May 18, 2017

Spendthrift Clause - Carmack v. Reynolds


A common provision to include in a trust for a careless beneficiary is a spendthrift provision. This provision provides protection to a beneficiary's inheritance by limiting the ability of a creditor to attach their claim to a beneficiary's interest in the trust. Still, a spendthrift clause does not absolutely insulate a beneficiary's inheritance from creditors. 

Certain types of creditors can attach to the beneficiary's interest regardless of a spendthrift provision, e.g. child support creditors. For general creditors, recovery is typically not as easy. 

A recent California Supreme Court case addressed the issue of how far a bankruptcy trustee can reach into a beneficiary's interest in a trust.
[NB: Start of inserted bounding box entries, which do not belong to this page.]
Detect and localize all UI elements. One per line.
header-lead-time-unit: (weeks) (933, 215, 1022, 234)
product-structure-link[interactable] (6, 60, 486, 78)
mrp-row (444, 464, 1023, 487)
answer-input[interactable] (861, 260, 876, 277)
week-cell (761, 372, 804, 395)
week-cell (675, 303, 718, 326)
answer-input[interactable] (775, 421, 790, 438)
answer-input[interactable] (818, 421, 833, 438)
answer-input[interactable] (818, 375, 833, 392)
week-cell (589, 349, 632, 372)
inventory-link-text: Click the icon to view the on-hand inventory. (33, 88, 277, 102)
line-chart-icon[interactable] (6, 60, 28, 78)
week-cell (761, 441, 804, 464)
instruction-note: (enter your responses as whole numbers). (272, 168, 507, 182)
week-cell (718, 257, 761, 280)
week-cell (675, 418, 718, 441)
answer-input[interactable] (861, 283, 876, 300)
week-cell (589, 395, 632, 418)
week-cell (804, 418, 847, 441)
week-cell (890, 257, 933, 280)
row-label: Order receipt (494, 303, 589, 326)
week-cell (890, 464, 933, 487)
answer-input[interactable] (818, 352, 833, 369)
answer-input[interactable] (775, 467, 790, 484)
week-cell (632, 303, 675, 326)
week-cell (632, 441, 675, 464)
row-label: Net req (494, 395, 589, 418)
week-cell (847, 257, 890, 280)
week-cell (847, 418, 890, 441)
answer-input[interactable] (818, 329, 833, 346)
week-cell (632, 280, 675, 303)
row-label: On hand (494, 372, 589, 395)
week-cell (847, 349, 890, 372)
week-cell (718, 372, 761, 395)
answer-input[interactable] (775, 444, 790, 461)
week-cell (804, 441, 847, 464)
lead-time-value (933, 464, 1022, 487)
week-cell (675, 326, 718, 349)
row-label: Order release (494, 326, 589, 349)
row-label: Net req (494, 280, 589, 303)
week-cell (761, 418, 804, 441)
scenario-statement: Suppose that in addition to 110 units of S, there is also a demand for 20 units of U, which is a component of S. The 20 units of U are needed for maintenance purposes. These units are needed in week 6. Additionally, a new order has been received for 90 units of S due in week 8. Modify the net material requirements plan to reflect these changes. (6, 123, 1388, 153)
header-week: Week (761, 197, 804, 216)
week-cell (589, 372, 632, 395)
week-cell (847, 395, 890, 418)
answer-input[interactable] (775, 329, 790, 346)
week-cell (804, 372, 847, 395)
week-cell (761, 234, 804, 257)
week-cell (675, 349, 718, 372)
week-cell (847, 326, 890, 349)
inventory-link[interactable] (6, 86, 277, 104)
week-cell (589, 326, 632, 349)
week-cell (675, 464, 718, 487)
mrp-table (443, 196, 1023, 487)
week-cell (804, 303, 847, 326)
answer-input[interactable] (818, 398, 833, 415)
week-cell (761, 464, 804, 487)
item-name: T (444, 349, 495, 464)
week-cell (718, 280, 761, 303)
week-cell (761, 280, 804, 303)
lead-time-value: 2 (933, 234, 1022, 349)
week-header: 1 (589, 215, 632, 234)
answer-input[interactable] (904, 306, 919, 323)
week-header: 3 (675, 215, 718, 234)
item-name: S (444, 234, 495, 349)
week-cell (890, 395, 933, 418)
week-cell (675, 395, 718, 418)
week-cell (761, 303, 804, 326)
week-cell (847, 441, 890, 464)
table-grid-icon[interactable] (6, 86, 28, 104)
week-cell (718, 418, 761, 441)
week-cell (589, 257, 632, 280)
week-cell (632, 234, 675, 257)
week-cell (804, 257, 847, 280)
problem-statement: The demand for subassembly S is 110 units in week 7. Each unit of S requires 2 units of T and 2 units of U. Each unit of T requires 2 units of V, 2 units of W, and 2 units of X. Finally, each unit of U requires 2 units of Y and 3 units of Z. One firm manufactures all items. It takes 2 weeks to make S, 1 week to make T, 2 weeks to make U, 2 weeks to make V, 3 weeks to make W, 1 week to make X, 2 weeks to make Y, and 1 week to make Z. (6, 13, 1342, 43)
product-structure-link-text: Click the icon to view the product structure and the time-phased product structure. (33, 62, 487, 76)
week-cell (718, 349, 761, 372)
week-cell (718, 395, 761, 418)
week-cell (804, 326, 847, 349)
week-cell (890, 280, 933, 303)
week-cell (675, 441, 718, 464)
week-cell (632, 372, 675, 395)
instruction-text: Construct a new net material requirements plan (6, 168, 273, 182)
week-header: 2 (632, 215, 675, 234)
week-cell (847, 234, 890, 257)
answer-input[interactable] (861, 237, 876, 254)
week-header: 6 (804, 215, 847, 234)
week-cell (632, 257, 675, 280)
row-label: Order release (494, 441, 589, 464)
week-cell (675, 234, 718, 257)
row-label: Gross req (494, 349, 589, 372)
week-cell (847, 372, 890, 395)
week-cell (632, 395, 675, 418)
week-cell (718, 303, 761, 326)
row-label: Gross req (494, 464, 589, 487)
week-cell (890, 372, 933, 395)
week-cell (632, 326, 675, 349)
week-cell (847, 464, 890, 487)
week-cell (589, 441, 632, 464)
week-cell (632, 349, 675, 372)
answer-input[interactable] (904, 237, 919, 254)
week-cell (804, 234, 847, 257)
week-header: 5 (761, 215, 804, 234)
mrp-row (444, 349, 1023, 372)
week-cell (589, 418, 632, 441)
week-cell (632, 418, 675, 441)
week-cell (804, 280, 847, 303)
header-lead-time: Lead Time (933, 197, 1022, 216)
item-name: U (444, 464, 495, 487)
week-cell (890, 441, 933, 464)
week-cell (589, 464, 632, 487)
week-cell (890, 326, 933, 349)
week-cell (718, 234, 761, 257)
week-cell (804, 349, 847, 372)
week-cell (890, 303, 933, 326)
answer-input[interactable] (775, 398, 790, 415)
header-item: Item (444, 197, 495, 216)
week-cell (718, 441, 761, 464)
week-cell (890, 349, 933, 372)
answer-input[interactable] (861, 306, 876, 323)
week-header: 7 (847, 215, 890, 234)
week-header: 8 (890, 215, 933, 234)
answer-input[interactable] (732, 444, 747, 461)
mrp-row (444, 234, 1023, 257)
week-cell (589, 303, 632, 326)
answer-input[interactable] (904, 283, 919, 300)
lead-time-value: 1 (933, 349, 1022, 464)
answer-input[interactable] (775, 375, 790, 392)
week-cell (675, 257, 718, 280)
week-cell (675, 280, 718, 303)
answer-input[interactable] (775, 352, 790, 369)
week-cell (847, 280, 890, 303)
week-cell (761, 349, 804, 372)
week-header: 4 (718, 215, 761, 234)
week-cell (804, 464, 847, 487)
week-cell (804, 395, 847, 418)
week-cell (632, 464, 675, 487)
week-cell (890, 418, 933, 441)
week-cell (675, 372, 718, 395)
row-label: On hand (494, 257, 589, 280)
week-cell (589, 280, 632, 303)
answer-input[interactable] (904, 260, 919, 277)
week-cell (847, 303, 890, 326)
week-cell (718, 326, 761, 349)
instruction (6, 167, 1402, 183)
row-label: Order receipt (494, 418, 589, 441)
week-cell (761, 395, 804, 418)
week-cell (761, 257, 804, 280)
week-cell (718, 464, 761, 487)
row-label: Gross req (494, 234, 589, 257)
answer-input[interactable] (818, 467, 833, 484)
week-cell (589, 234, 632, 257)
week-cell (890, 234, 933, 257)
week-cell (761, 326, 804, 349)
Carmack v. Reynolds (2017) _____ Cal.4th _____

The pertinent facts are as follows:

"The trust provides that at Freddie's death, Reynolds is entitled to $250,000 from the trust if he survives Freddie by 30 days. In addition, Reynolds is entitled to receive $100,000 a year for 10 years and then one-third of the remainder. All payments are expected to be made from principal; the trust's assets are in undeveloped real estate that do not produce income. Those assets are estimated to be worth several million dollars, although their exact value will not be known until the trust assets are liquidated.

The day after his father died, Reynolds filed for voluntary bankruptcy under chapter 7 of the United States Bankruptcy Code. The trustees of the Reynolds Family Trust sought a declaratory judgment on the extent of the bankruptcy trustee's interest in the trust. The bankruptcy court held that under the California Probate Code, the bankruptcy trustee standing as a hypothetical lien creditor could reach 25 percent of Reynolds's interest in the trust. The bankruptcy appellate panel affirmed. The bankruptcy trustee appealed to the Ninth Circuit, which asked us to clarify if Probate Code section 15306.5 caps a bankruptcy estate's access to a spendthrift trust at 25 percent of the beneficiary's interest where the trust pays entirely from principal. We granted the Ninth Circuit's request."

The court found that "that a bankruptcy trustee, standing as a hypothetical judgment creditor, can reach a beneficiary's interest in a trust that pays entirely out of principal in two ways. It may reach up to the full amount of any distributions of principal that are currently due and payable to the beneficiary, unless the trust instrument specifies that those distributions are for the beneficiary's support or education and the beneficiary needs those distributions for either purpose. Separately, the bankruptcy trustee can reach up to 25 percent of any anticipated payments made to, or for the benefit of, the beneficiary, reduced to the extent necessary by the support needs of the beneficiary and any dependents."